The M&A Outlook for 2023
Considering the higher cost of capital, lower availability of capital, fear of a recession in 2023 and a tight labor market still negatively impacting the inflation outlook, it's hard to predict how 2023 is going to shake out in terms of M&A — especially until the Federal Reserve settles on an initial terminal federal funds interest rate. Once the Fed pauses on raising short-term rates (which have gone up approximately 4.5 points in the past 12 months), the capital markets should start to settle down, predicts John Sartory, managing director of Petroleum Capital & Real Estate LLC.
"I think the M&A market is going to stay somewhat muted given the Fed's ongoing monetary actions to raise interest rates and withdraw liquidity from the marketplace," he said. "In our industry, there is still a desire for companies to acquire and grow, but I do think it is going to be somewhat muted until we get better clarity as to where we are really going with the economy and what's the cost of capital going to be."
Another factor Sartory sees impacting the M&A marketplace is that the Federal Trade Commission (FTC) has taken a more aggressive stance in scrutinizing mergers and acquisitions in the convenience store industry and is taking more time to complete its review process.
The ability to raise the capital needed to acquire sites and keep them up to date with the more innovative marketers is probably small operators' biggest challenge, he continued.
If Exiting Is the Plan...
"I do think you will see smaller players having the opportunity to sell because some of the bigger players with access to capital are looking for nice, smaller fill-in acquisitions — as long as it is small enough not to garner too much FTC scrutiny, or where the assets are attractive in a new market that they planned to enter," Sartory explained.

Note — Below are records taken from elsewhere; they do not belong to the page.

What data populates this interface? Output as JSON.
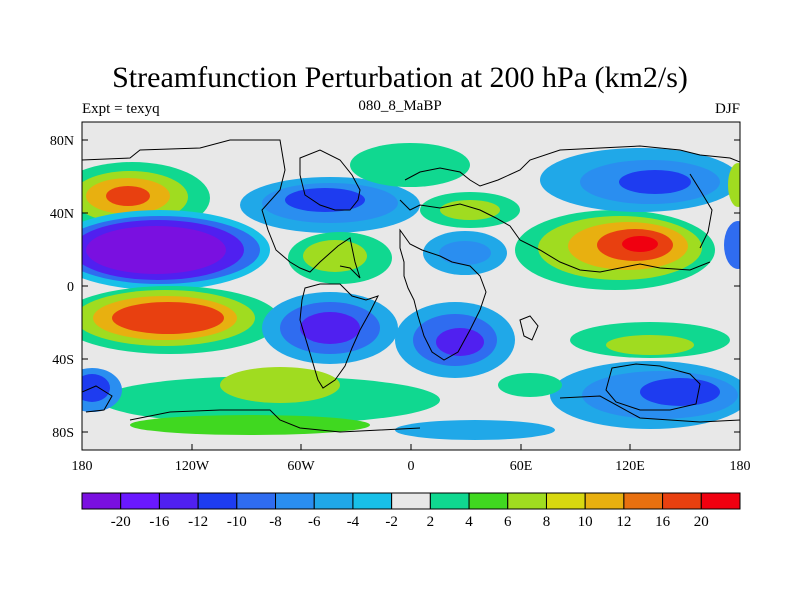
{
  "title": "Streamfunction Perturbation at 200 hPa (km2/s)",
  "subtitle_left": "Expt = texyq",
  "subtitle_center": "080_8_MaBP",
  "subtitle_right": "DJF",
  "map": {
    "lat_ticks": [
      "80N",
      "40N",
      "0",
      "40S",
      "80S"
    ],
    "lon_ticks": [
      "180",
      "120W",
      "60W",
      "0",
      "60E",
      "120E",
      "180"
    ]
  },
  "colorbar": {
    "colors": [
      "#7a10e0",
      "#6a18ff",
      "#5020f0",
      "#1e3cf0",
      "#2f6cf0",
      "#2a8ef0",
      "#20a8e8",
      "#18c0e8",
      "#e8e8e8",
      "#10d890",
      "#40d820",
      "#a0dc20",
      "#d8d810",
      "#e8b010",
      "#e87010",
      "#e84010",
      "#f00010"
    ],
    "labels": [
      "-20",
      "-16",
      "-12",
      "-10",
      "-8",
      "-6",
      "-4",
      "-2",
      "2",
      "4",
      "6",
      "8",
      "10",
      "12",
      "16",
      "20"
    ]
  }
}
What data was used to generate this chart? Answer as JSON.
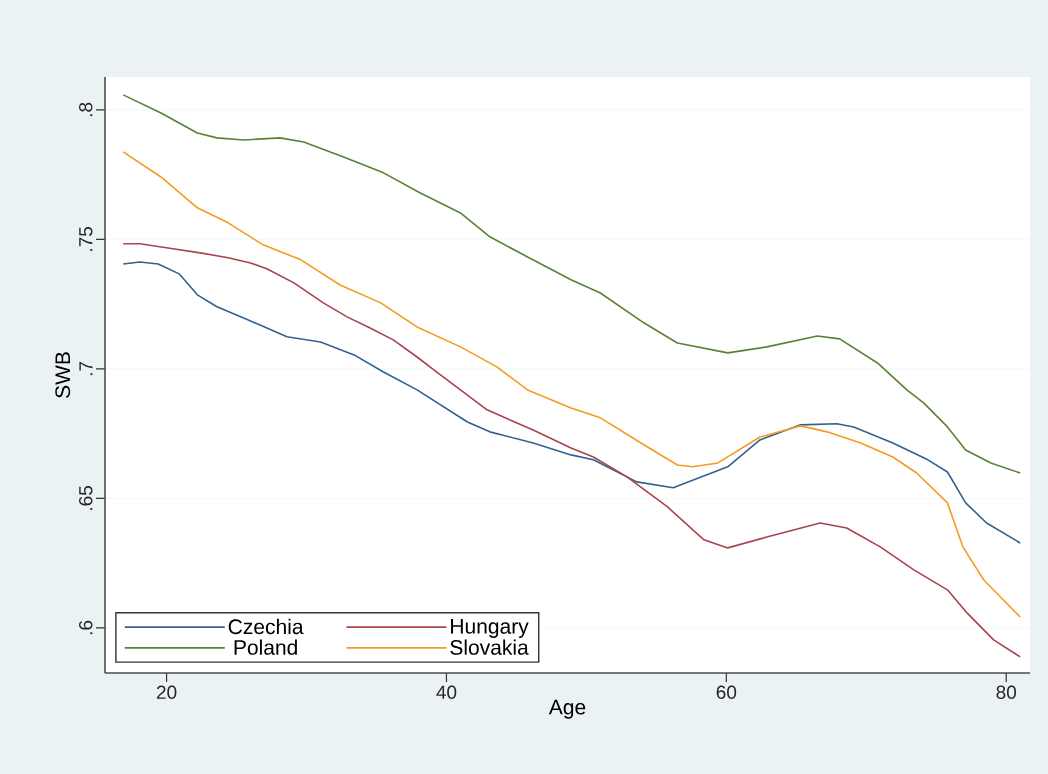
{
  "chart_data": {
    "type": "line",
    "xlabel": "Age",
    "ylabel": "SWB",
    "xlim": [
      15.6,
      81.7
    ],
    "ylim": [
      0.5826,
      0.8127
    ],
    "xticks": [
      20,
      40,
      60,
      80
    ],
    "yticks": [
      {
        "value": 0.6,
        "label": ".6"
      },
      {
        "value": 0.65,
        "label": ".65"
      },
      {
        "value": 0.7,
        "label": ".7"
      },
      {
        "value": 0.75,
        "label": ".75"
      },
      {
        "value": 0.8,
        "label": ".8"
      }
    ],
    "grid": "y",
    "legend": "bottom left",
    "marker": "none",
    "line_style": "solid",
    "series": [
      {
        "name": "Czechia",
        "color": "#33618f",
        "x": [
          16.9,
          18.1,
          19.4,
          20.9,
          22.2,
          23.6,
          25.8,
          28.6,
          31,
          33.4,
          35.5,
          37.9,
          41.5,
          43.1,
          46.2,
          48.9,
          50.5,
          53.6,
          56.2,
          60.1,
          62.4,
          65.3,
          67.9,
          69.1,
          71.9,
          74.4,
          75.8,
          77.1,
          78.6,
          81
        ],
        "values": [
          0.7405,
          0.7413,
          0.7405,
          0.7367,
          0.7286,
          0.724,
          0.719,
          0.7124,
          0.7104,
          0.7054,
          0.6988,
          0.6919,
          0.6795,
          0.6757,
          0.6714,
          0.6668,
          0.6649,
          0.6564,
          0.6541,
          0.6622,
          0.6726,
          0.6784,
          0.6788,
          0.6776,
          0.6714,
          0.6649,
          0.6602,
          0.6483,
          0.6405,
          0.6328
        ]
      },
      {
        "name": "Hungary",
        "color": "#a8434f",
        "x": [
          16.9,
          18.1,
          20.1,
          22.4,
          24.4,
          26,
          27.2,
          29.1,
          31.2,
          32.9,
          34.4,
          36.2,
          37.9,
          39.1,
          41,
          42.9,
          46.2,
          48.9,
          50.5,
          52.9,
          55.8,
          58.4,
          60.1,
          62.9,
          66.7,
          68.6,
          71,
          73.4,
          75.8,
          77.2,
          79.1,
          81
        ],
        "values": [
          0.7483,
          0.7483,
          0.7467,
          0.7448,
          0.7429,
          0.7409,
          0.7386,
          0.7332,
          0.7255,
          0.7201,
          0.7162,
          0.7112,
          0.7046,
          0.6996,
          0.6919,
          0.6842,
          0.6764,
          0.6695,
          0.666,
          0.6583,
          0.6467,
          0.634,
          0.6309,
          0.6351,
          0.6405,
          0.6386,
          0.6313,
          0.6224,
          0.6147,
          0.6058,
          0.5954,
          0.5888
        ]
      },
      {
        "name": "Poland",
        "color": "#5a8236",
        "x": [
          16.9,
          19.6,
          22.2,
          23.6,
          25.5,
          28.1,
          29.8,
          32.6,
          35.5,
          38.1,
          41,
          43.1,
          45.8,
          48.9,
          51,
          54.1,
          56.5,
          60.1,
          62.9,
          66.5,
          68.1,
          70.8,
          72.9,
          74.1,
          75.8,
          77.1,
          78.9,
          81
        ],
        "values": [
          0.8058,
          0.7988,
          0.7911,
          0.7892,
          0.7884,
          0.7892,
          0.7876,
          0.7819,
          0.7757,
          0.768,
          0.7602,
          0.751,
          0.7432,
          0.7344,
          0.7293,
          0.7178,
          0.71,
          0.7062,
          0.7085,
          0.7127,
          0.7116,
          0.7023,
          0.6919,
          0.6869,
          0.6776,
          0.6687,
          0.6637,
          0.6598
        ]
      },
      {
        "name": "Slovakia",
        "color": "#f39c1f",
        "x": [
          16.9,
          19.6,
          22.2,
          24.4,
          26.9,
          29.6,
          32.4,
          35.3,
          37.9,
          41,
          43.6,
          45.8,
          48.9,
          51,
          54.1,
          56.5,
          57.6,
          59.4,
          62.4,
          65.3,
          67.2,
          69.6,
          71.9,
          73.6,
          75.8,
          76.9,
          78.4,
          81
        ],
        "values": [
          0.7838,
          0.7741,
          0.7622,
          0.7564,
          0.7479,
          0.7421,
          0.7324,
          0.7255,
          0.7162,
          0.7085,
          0.7008,
          0.6919,
          0.6849,
          0.6811,
          0.6707,
          0.6629,
          0.6622,
          0.6637,
          0.6737,
          0.678,
          0.6757,
          0.6714,
          0.666,
          0.6598,
          0.6483,
          0.6313,
          0.6185,
          0.6042
        ]
      }
    ]
  }
}
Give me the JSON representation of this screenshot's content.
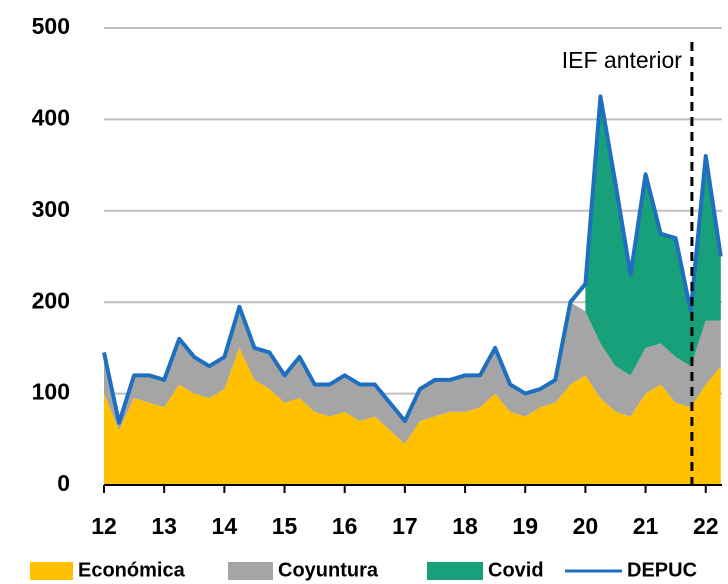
{
  "chart_data": {
    "type": "stacked-area",
    "x": [
      12.0,
      12.25,
      12.5,
      12.75,
      13.0,
      13.25,
      13.5,
      13.75,
      14.0,
      14.25,
      14.5,
      14.75,
      15.0,
      15.25,
      15.5,
      15.75,
      16.0,
      16.25,
      16.5,
      16.75,
      17.0,
      17.25,
      17.5,
      17.75,
      18.0,
      18.25,
      18.5,
      18.75,
      19.0,
      19.25,
      19.5,
      19.75,
      20.0,
      20.25,
      20.5,
      20.75,
      21.0,
      21.25,
      21.5,
      21.75,
      22.0,
      22.25
    ],
    "xlim": [
      12,
      22.27
    ],
    "xticks": [
      12,
      13,
      14,
      15,
      16,
      17,
      18,
      19,
      20,
      21,
      22
    ],
    "ylim": [
      0,
      500
    ],
    "yticks": [
      0,
      100,
      200,
      300,
      400,
      500
    ],
    "grid": true,
    "series": [
      {
        "name": "Económica",
        "color": "#ffc000",
        "type": "area",
        "values": [
          100,
          60,
          95,
          90,
          85,
          110,
          100,
          95,
          105,
          150,
          115,
          105,
          90,
          95,
          80,
          75,
          80,
          70,
          75,
          60,
          45,
          70,
          75,
          80,
          80,
          85,
          100,
          80,
          75,
          85,
          90,
          110,
          120,
          95,
          80,
          75,
          100,
          110,
          90,
          85,
          110,
          130
        ]
      },
      {
        "name": "Coyuntura",
        "color": "#a5a5a5",
        "type": "area",
        "values": [
          45,
          8,
          25,
          30,
          30,
          50,
          40,
          35,
          35,
          45,
          35,
          40,
          30,
          45,
          30,
          35,
          40,
          40,
          35,
          30,
          25,
          35,
          40,
          35,
          40,
          35,
          50,
          30,
          25,
          20,
          25,
          90,
          70,
          60,
          50,
          45,
          50,
          45,
          50,
          45,
          70,
          50
        ]
      },
      {
        "name": "Covid",
        "color": "#17a079",
        "type": "area",
        "values": [
          null,
          null,
          null,
          null,
          null,
          null,
          null,
          null,
          null,
          null,
          null,
          null,
          null,
          null,
          null,
          null,
          null,
          null,
          null,
          null,
          null,
          null,
          null,
          null,
          null,
          null,
          null,
          null,
          null,
          null,
          null,
          null,
          30,
          270,
          200,
          110,
          190,
          120,
          130,
          60,
          180,
          70
        ]
      },
      {
        "name": "DEPUC",
        "color": "#1f6fc0",
        "type": "line",
        "values": [
          145,
          68,
          120,
          120,
          115,
          160,
          140,
          130,
          140,
          195,
          150,
          145,
          120,
          140,
          110,
          110,
          120,
          110,
          110,
          90,
          70,
          105,
          115,
          115,
          120,
          120,
          150,
          110,
          100,
          105,
          115,
          200,
          220,
          425,
          330,
          230,
          340,
          275,
          270,
          190,
          360,
          250
        ]
      }
    ],
    "annotation": {
      "text": "IEF anterior",
      "x": 21.77
    }
  }
}
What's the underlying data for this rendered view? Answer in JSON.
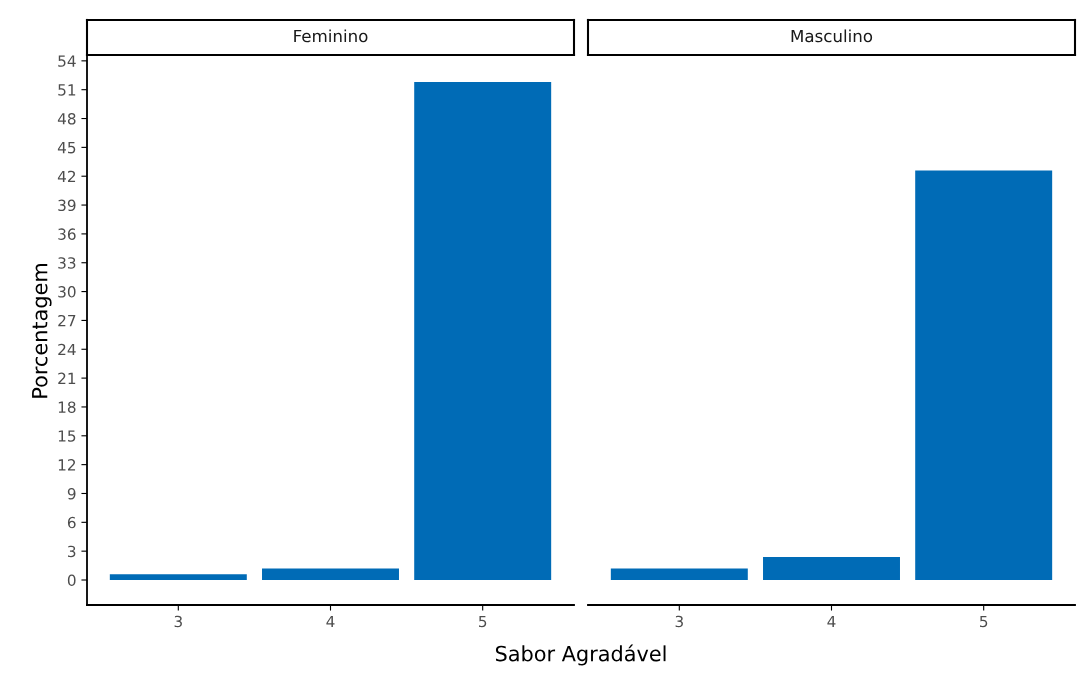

However, sellers of sites that are in second-tier or third-tier markets and need improvements will have to be more flexible to get deals done — on terms and pricing. "They are not going to get the price and sale terms they would have gotten a year ago," he remarked.
Prudent sellers that do not necessarily need to sell right now, and want top dollar, may choose to "hold their powder for this year and see how it rides out. If we end up with a soft landing, history has shown the capital markets will recalibrate," Sartory pointed out.
Radosevich also noted that interest rates will negatively affect lease cap rates and reduce the value of credit-tenant leases held by investors. "If a small operator is growth-oriented, the key is to keep one's powder dry, as I believe that the level of available stores will increase in the event that some of the big guys exit," he said.
"Values will drop, helping to mitigate the rise in interest rates. Lenders will require sufficient amounts of equity to commit loans, and those that are ready to pull the trigger have a better chance of acquisition success," Radosevich added.
If the plan is to exit, though, now may be best time to do so before interest rates dampen the stable of buyers and deal values drop back down to traditional levels, he cautioned.